Wilson shifted his research focus to the characterization of semiconducting polymers. He studied photodynamics and transport behavior in silicon backbone polymeric systems. He was a pioneer in photoconductivity and the doping dynamics of thin films.

=== InPhase Technologies ===
Wilson was instrumental in optical technologies, including the development of semiconductor laser devices for low cost, high speed optical communication systems, external cavity GaN lasers for optical storage, and multi-wavelength sources for DWDM applications. In 2001, Wilson co-founded InPhase Technologies as a spinoff company from Bell Labs and served as the Chief Scientific Officer.
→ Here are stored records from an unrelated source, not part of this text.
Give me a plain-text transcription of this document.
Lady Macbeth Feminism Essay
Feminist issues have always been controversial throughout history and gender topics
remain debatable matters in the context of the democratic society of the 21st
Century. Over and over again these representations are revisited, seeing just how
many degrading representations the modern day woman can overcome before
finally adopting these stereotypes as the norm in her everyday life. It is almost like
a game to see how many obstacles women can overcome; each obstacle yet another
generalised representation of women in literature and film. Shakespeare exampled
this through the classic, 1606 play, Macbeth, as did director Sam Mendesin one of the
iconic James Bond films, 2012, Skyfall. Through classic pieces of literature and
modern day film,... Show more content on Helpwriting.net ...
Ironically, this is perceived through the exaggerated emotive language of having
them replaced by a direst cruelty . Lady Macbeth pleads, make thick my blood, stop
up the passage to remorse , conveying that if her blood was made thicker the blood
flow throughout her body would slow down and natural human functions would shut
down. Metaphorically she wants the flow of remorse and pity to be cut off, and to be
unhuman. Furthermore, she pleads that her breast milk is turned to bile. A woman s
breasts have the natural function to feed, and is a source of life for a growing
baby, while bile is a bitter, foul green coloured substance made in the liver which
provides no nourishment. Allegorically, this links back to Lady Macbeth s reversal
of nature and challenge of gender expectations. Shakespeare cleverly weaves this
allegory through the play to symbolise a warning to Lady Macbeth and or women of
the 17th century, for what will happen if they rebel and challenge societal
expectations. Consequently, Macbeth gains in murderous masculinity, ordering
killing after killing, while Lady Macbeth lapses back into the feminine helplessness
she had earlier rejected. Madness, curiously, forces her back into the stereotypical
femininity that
The company developed high-performance optical data storage.

=== Academia ===
In 2009, Wilson moved to academia, serving as Associate Research Professor in Material Science and Engineering and the Associate Director of the Integrated Imaging Center at Johns Hopkins University. In 2011, he moved to the Faculty of the Materials Science and Engineering Department and the Directorship of the Central Research Facilities of the Frederick Seitz Materials Research Laboratory (MRL) at the University of Illinois at Urbana-Champaign. In 2015, Wilson became the Executive Director at the Center for Nanoscale Systems at Harvard University.

Wilson has published more than 100 papers, co-authored a book on Holographic Data Storage, and has been granted more than 30 US and international patents.